Lebih lanjut diungkapkan bahwa sampai dengan saat ini hutan rakyat banyak diusahakan oleh masyarakat di pedesaan sehingga kontribusi manfaat

hutan rakyat akan berdampak pada perekonomian desa. Walaupun demikian, pendapatan dari hutan rakyat bagi petani masih diposisikan sebagai pendapatan sampingan dan bersifat insidentil dengan kisaran tidak lebih dari 10% dari pendapatan total yang mereka terima. Usaha hutan rakyat pada umumnya masih bersifat sampingan yang dilakukan oleh petani kecil hanya untuk memenuhi kebutuhan sehari-hari.

Menurut Scott (1976) dalam Darusman dan Hardjanto (2006) mengatakan bahwa usaha petani kecil yang hanya untuk memenuhi kebutuhan hidup sehari-hari dikategorikan sebagai petani subsisten. Petani subsisten memiliki kebiasaan yang menjadi filosofi hidup mereka yaitu mendahulukan selamat, artinya apa yang diusahakan prioritas utamanya adalah untuk mencukupi kebutuhan konsumsi sendiri. Hal ini disebut dengan etika subsisten.

Pengusahaan hutan rakyat dapat memberikan dampak ekonomis bagi orang-orang diluar pemilik hutan rakyat seperti buruh tani atau tenaga kerja lainnya. Ini dapat dilihat pada sistem pengelolaan hutan rakyat yang dilakukan secara intensif. Hal ini berdampak pada penyerapan tenaga kerja di pedesaan yang berimplikasi pada peningkatan kesejahteraan masyarakat desa. Dengan terjadinya peningkatan pendapatan masyarakat di desa, maka secara tidak langsung usaha hutan rakyat akan ikut mendongkrak perekonomian pedesaan.

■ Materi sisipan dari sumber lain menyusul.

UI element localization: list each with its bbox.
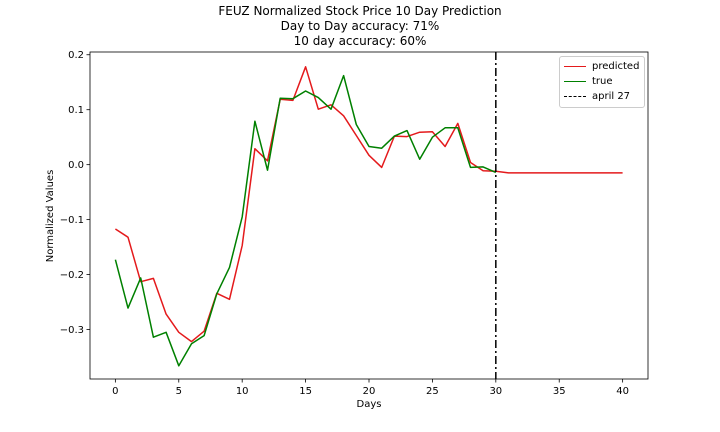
y-tick-label: −0.1: [60, 215, 84, 226]
legend-label-april-27: april 27: [592, 90, 631, 102]
legend: predicted true april 27: [559, 56, 645, 108]
x-axis-label: Days: [357, 399, 382, 410]
x-tick-label: 10: [236, 386, 249, 397]
legend-label-predicted: predicted: [592, 60, 640, 72]
x-tick-label: 30: [489, 386, 502, 397]
legend-swatch-predicted: [564, 65, 586, 67]
y-axis-label: Normalized Values: [45, 170, 56, 263]
series-layer: [114, 52, 623, 379]
axes-layer: 0 5 10 15 20 25 30 35 40 −0.3 −0.2 −0.1 0.0 0.1 0.2: [60, 50, 649, 397]
chart-title: FEUZ Normalized Stock Price 10 Day Predi…: [0, 4, 720, 49]
legend-item-april-27: april 27: [564, 89, 630, 103]
legend-swatch-april-27: [564, 95, 586, 97]
x-tick-label: 15: [299, 386, 312, 397]
series-line-predicted: [114, 66, 623, 343]
title-line-1: FEUZ Normalized Stock Price 10 Day Predi…: [218, 4, 502, 18]
y-tick-label: 0.2: [68, 50, 84, 61]
title-line-3: 10 day accuracy: 60%: [293, 34, 427, 48]
x-tick-label: 35: [553, 386, 566, 397]
title-line-2: Day to Day accuracy: 71%: [280, 19, 440, 33]
series-line-true: [114, 74, 497, 367]
x-tick-label: 20: [363, 386, 376, 397]
x-tick-label: 5: [176, 386, 182, 397]
x-tick-label: 40: [616, 386, 629, 397]
y-tick-label: 0.1: [68, 105, 84, 116]
y-tick-label: 0.0: [68, 160, 84, 171]
legend-item-true: true: [564, 74, 613, 88]
x-tick-label: 0: [112, 386, 118, 397]
legend-swatch-true: [564, 80, 586, 82]
x-tick-label: 25: [426, 386, 439, 397]
legend-item-predicted: predicted: [564, 59, 639, 73]
y-tick-label: −0.2: [60, 270, 84, 281]
legend-label-true: true: [592, 75, 613, 87]
y-tick-label: −0.3: [60, 325, 84, 336]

Keberadaan hutan rakyat diharapkan mampu untuk memasok bahan baku industri penggergajian dan industri meubel. Sejak pembatasan/pengurangan jatah tebangan tahunan terhadap pemegang Izin Usaha Pemanfaatan Hasil Hutan Kayu (IUPHHK) dari hutan alam permintaan kayu rakyat terus meningkat. Oleh karena itu ke depan hutan rakyat diharapkan dapat menjadi salah satu alternatif sumber pasokan bahan baku kayu yang dapat diandalkan baik dari segi kualitas dan kuantitas bahan baku yang dikelolah secara lestari.

Menurut Hardjanto (2003), permintaan kayu rakyat dikategorikan menjadi tiga macam yaitu:1) permintaan pasar lokal (local market), 2) industri menengah yang produknya untuk scope yang lebih luas dan berorientasi ekspor, dan 3) industri besar padat modal. Pada industri menengah alat-alat yang digunakan relatif lebih sederhana, serta kualitas dan rendemen kayu olahan yang dihasilkan

masih rendah. Selain itu masih belum ada standardisasi produk, sehingga terkadang tidak sesuai dengan permintaan pasar.